“Greencard Warriors,” the indie film that casts a critical spotlight on such issues as immigration, military recruitment tactics, and street gangs, received an emotional reception from Washington-area moviegoers at its sold-out screening last month as part of the DC Independent Film Festival.
The film stars Dominican actor Manny Pérez, as a Los Angeles immigrant named Jesus who pushes his eldest son to enlist after a couple of U.S Army recruiters dangle the promise of citizenship for the entire family. But after the son dies, the green card promise is broken, leaving Jesus and his family living with the constant fear of deportation and neighborhood gangs that plan on taking their younger son, as well.
Audience members thanked the filmmakers for its authenticity and their willingness to bridge topics seldom acknowledged in the national conversation about the wars in Iraq and Afghanistan—wars that have relied disproportionately on Hispanic and immigrant soldiers. Many people attended the Feb. 22 screening shared their own stories or mentioned how the film impacted them personally.
During the Q&A session following the film, one of the audience members at the Naval Heritage Center Theater, who said she was from the Los Angeles area, told the filmmakers she appreciated the realism of the character, “who was trying to do the right thing and was sympathetic but still didn’t end up getting a happy ending. I think that makes it very approachable to folks who don’t get a chance to move out of that area very often, so thank you.”

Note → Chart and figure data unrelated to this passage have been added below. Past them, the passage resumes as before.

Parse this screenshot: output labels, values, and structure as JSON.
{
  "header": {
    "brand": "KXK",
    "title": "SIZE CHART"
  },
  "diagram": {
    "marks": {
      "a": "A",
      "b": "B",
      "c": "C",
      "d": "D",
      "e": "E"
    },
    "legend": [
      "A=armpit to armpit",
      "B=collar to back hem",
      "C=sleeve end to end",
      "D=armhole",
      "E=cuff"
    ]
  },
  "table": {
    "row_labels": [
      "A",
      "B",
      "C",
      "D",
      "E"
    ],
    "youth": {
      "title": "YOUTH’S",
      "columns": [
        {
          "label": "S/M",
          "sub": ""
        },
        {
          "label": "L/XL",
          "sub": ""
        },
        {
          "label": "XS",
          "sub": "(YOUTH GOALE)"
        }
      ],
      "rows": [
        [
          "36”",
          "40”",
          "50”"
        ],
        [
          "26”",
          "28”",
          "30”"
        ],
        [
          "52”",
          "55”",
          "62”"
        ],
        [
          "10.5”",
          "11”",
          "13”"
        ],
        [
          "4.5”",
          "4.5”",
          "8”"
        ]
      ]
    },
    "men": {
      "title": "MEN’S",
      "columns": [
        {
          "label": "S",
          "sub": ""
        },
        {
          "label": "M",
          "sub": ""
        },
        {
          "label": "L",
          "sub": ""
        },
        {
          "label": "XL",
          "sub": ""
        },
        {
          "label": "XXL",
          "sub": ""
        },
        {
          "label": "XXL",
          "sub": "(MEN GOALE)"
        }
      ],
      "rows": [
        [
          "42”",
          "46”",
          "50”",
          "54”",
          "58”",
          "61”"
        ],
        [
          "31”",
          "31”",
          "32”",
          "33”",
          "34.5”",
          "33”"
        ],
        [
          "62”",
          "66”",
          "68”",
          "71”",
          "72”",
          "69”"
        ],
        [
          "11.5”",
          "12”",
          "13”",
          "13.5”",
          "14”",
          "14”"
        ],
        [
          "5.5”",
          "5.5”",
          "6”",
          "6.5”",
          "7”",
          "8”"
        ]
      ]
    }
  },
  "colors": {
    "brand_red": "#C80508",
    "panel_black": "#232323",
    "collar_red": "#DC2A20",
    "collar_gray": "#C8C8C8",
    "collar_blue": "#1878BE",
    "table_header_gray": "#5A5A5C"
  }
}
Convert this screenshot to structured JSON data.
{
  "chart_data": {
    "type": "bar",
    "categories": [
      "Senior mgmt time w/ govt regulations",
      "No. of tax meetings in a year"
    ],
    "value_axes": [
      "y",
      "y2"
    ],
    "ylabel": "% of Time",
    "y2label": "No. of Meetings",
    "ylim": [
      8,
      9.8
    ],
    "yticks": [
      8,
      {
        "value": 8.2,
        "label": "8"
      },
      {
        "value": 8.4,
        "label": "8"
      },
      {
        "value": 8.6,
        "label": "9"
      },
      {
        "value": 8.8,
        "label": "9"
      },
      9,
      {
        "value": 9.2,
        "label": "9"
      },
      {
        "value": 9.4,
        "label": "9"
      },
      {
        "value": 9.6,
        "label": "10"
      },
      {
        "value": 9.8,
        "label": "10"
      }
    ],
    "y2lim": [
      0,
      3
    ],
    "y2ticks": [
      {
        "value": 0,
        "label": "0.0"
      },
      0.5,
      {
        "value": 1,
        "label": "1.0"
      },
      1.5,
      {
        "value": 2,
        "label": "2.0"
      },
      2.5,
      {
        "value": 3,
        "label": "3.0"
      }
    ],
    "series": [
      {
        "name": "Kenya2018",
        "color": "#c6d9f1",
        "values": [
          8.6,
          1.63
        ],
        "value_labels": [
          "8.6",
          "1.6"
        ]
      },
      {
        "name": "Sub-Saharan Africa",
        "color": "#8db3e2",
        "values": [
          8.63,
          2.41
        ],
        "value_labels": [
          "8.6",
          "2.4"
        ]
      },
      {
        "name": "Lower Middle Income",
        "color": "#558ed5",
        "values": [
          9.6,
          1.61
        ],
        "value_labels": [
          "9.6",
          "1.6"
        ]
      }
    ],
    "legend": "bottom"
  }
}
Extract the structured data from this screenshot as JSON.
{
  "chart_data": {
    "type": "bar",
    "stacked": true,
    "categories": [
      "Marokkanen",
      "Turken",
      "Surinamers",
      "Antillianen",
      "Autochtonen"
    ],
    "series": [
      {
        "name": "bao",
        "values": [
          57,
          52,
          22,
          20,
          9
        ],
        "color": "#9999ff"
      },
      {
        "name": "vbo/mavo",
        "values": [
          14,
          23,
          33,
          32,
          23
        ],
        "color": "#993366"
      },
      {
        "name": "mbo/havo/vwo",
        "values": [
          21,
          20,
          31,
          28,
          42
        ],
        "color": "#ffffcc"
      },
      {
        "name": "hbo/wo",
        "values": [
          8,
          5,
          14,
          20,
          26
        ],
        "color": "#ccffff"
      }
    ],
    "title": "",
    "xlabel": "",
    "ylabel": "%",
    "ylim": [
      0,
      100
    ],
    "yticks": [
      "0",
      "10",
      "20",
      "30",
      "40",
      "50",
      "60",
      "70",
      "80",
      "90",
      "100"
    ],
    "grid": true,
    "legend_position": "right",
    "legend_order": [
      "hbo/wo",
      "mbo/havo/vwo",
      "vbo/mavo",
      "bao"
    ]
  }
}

Director Miriam Kruishoop was also asked about her motivations for making the film and whether she was advocating for changes to U.S. policies, to which she responded: “I am a story teller. I make my films out of subjects that are important to me. But if someone wants to take it to the next level then that’s a great compliment. I just want to make characters that address important things.”
In an interview with Hola Cultura before the screening, Kruishoop—a native of Holland who has lived in Los Angeles for the last decade—explained that she had set out to make a film about current issues many Latin Americans in Los Angeles face; issues that she witnessed. Being born in Holland just made it easier.
“It gave me more of an outside look of the things that were happening in L.A. I could compare how I was living in Holland and the problems we had in Holland to here,” she said.
Manny Pérez was also in attendance and took questions. He passionately connected the so-called “illegals” in the film to this country’s immigrant roots, saying his character “feels like he is part of this land.”
“At the end of the day all Americans, all of you here, are immigrants. You came from parents who are immigrants,” he said. “America is all about immigrants.”
The film was such a big hit with the audience it won Best Feature prize the following day at the festival’s closing ceremony held at the Navy Heritage Center. But not expect to see it on the big screen around here anytime soon. Underscoring the difficulties independent films face, it opens Mar. 28 for a limited run at cinemas in Los Angeles, San Diego, and New York City only. The rest of the country will have to wait for it to come out on DVD.